Of course, this demands all sorts of planning and a deep knowledge...and a good record...of what is behind the trim. As fewer cars owners can do minor repairs in their driveways, I would suggest that fewer boat owners know where some of the wire runs, hoses and vent lines actually go in their boats.
This used to be standard practice, even on "cheaper" cruisers. It's easier to do your own.

My experience of proposing such modifications of access is that owners of production boats are quite resistant to cutting holes in their “highly designed” vessels, even though it is newer, often “modular” designs that the most egregious cases of “burying” critical gear occurs.

Clearly labelled and next to a light source. (c) M/V Sea Spirit

A friend of mine thinking of buying a boat a while back had a 2011 Hanse 355 surveyed. The very good surveyor, Wallace Gouk, acting on my friend's tip, found a flexing part of the hull that was unsupported by an untabbed bulkhead. Not a failed tab...a spot never tabbed. A big freaking void I could have put my clown shoe through. Helpfully, it was adjacent about three holes cut for wire and hose runs, further compromising the strength of the bulkhead at that point. And with the Hanse's typically modern production cruiser-style of modular design, it would have been nearly impossible to rectify this issue without cutting out half the cockpit. This boat was lovely to look at and has the clean lines of a good sailer....even as I said at the time (grumpily, because I dislike the majority of production boats I've seen since about 2000) "it annoys me less than most". I got annoyed afresh after seeing some of the pictures from the survey...eek.

Expectedly, this issue of "tabbing absence" was a deal-breaker for my friend, who moved on to a much better-built 2002 Dufour 36 Classic. Of course, the guy selling the otherwise reputable Hanse had no clue what a piece of compromised junk the boat he was flogging was,  I would have wagered. My friend, on the other hand, worked for CS in the '80s and is the sort of guy who goes out in 30 knots on Lake Ontario because it used to be common knowledge that wind makes the boat go, and more wind is better, until stuff breaks, and that's probably the skipper's fault for an incomplete knowledge of physics. The baseline assumption is "I am sailing a well-found boat". Or was, once. Our materials science, when it comes to boat construction, seems to be far ahead in certain respects of the actual execution on the factory floor.

I am, with allowances made for crew and conditions, similar in spirit, and not out of some antediluvian machismo, but because it's exhilarating to sail in a stiff breeze and to feel the spray and to play the waves and run through one's hypotheticals should something go wrong.
Condofied to the max.
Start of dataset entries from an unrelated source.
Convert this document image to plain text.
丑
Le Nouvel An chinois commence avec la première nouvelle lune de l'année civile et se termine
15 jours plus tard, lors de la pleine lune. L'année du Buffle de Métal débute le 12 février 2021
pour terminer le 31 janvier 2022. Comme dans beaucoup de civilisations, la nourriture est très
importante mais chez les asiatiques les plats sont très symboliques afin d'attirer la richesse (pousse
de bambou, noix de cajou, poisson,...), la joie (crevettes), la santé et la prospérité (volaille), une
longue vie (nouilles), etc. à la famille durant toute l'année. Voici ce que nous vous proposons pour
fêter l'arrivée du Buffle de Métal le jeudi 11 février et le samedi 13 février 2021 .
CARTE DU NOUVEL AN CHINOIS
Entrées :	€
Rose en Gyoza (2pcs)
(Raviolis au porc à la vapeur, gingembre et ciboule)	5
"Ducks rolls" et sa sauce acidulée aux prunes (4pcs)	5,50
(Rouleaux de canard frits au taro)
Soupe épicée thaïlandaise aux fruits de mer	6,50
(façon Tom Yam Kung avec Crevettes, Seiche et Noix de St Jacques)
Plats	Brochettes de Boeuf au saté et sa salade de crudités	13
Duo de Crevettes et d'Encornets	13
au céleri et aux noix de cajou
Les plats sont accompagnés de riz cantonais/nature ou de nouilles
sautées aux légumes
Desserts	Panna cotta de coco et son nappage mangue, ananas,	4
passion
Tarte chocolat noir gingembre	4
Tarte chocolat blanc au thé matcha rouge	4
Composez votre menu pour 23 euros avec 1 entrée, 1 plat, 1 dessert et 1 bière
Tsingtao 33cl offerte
I am unwilling to board such a boat to see what the access situation is.

My friend who probed the Hanse hadn't sailed for about 25 years when I first took him out  in my Viking 33 a few years ago, and when he saw the high boom of a modern Hunter and asked "should we help them? They've broken the gooseneck and jerry-rigged one higher!", I realized that such is the impression modern boat design can make with a sailor who's been out of the game for some years.

Funny, sad or true? All three, I think. (c) Bill Bishop/The Marine Installer's Rant

Modern boats can appear to be crippled. They can also seem underdocumented, largely inaccessible (who has seen the rudder post?), and products of committees of introverts. Clearly, this is not universal, but it's common enough to make me happy that with a wide-open (in terms of access) custom boat, I can make my own fixes...and even my own mistakes...without too much in the way of hidden and potentially nasty surprises.